Together, the Allens founded E3 Personal Defense, which partners with civic organizations and churches to offer classes at affordable rates or free of charge. In 2020, they followed with InHER Piece ladies’ shooting clubs to break down barriers to personal protection education for women of all backgrounds.
In her own defensive education, Dr. Allen recalls the class atmosphere sometimes being “very uncomfortable, very demeaning,” citing Confederate flags, crude jokes about women, and racial expressions as commonplace. E3 classes and InHER Piece clubs present the opposite experience. She wants students to “understand right off the bat that this is not a crazy gun person. It’s someone who actually cares about people.”
One story in particular stands out in her mind. In an introductory class, a young woman was engaged and smiling during the classroom portion. Her positivity continued as they moved to the range and Dr.
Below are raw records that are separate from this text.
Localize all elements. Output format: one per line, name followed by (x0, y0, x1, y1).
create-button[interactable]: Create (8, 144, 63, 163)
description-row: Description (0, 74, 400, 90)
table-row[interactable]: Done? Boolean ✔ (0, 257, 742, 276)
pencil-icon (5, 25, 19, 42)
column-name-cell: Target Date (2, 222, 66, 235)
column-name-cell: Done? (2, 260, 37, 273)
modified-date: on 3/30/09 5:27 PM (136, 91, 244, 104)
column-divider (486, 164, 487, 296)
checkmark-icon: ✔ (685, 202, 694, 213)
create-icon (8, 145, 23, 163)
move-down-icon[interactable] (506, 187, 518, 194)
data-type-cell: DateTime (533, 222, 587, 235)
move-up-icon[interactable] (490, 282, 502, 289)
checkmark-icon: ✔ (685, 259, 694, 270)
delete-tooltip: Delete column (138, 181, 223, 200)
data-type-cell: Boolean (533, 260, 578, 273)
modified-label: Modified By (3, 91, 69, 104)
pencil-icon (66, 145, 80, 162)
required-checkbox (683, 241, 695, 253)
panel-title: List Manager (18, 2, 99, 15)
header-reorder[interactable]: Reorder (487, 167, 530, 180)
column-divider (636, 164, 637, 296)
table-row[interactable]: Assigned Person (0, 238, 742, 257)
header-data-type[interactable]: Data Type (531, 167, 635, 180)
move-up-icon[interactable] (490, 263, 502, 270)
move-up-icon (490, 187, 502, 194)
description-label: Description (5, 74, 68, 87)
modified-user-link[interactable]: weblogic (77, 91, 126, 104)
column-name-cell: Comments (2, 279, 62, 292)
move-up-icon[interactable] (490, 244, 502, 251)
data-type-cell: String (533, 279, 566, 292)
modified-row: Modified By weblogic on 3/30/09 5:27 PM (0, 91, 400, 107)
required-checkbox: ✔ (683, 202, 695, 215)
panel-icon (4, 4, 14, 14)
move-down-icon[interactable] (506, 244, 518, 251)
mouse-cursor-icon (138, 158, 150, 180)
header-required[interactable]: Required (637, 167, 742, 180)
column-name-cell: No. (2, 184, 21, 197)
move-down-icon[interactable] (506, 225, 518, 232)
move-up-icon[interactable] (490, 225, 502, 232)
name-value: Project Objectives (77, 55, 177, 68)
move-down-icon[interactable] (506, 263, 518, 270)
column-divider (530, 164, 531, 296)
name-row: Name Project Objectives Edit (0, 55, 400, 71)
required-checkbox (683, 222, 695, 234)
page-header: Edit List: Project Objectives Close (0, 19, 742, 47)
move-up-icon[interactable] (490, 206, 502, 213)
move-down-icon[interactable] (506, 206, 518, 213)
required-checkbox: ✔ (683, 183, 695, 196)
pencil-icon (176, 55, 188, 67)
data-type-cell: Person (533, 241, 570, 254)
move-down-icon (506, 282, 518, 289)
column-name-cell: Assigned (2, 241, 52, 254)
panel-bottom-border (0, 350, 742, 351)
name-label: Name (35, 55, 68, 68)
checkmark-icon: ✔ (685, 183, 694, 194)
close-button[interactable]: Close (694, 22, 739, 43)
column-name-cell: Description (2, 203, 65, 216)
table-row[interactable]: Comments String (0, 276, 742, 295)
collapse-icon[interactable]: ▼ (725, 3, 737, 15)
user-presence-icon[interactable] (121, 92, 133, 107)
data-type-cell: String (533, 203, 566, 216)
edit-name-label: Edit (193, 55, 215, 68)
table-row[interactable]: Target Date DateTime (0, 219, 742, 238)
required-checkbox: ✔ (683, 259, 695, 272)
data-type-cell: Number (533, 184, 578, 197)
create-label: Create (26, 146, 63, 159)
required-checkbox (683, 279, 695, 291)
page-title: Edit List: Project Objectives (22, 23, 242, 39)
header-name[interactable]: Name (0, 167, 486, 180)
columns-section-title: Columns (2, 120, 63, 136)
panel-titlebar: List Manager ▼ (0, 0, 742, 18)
Allen guided each student through their first shot. When the woman pulled the trigger, she hit the bull’s-eye. Instead of celebrating, the student collapsed into Dr. Allen’s arms and started crying. “She asked me to pray for her, right there on the gun range,” Dr. Allen recalls.
The student revealed she was in the class to process her own trauma. “A year before she took the class, she had watched her dad walk into the room with a gun and shoot her mom in the head, point blank.”
Now, Dr. Allen asks herself about the why that inspires people to take her classes.
She also considers her own.
“My goal and my why is to build confidence and make sure people know that they are worth it,” she says. “Whether that has to do with fitness or their career, gun, or whatever else, you’ve got to know that you’re worth being here, and don’t apologize for the space that you’re taking up.”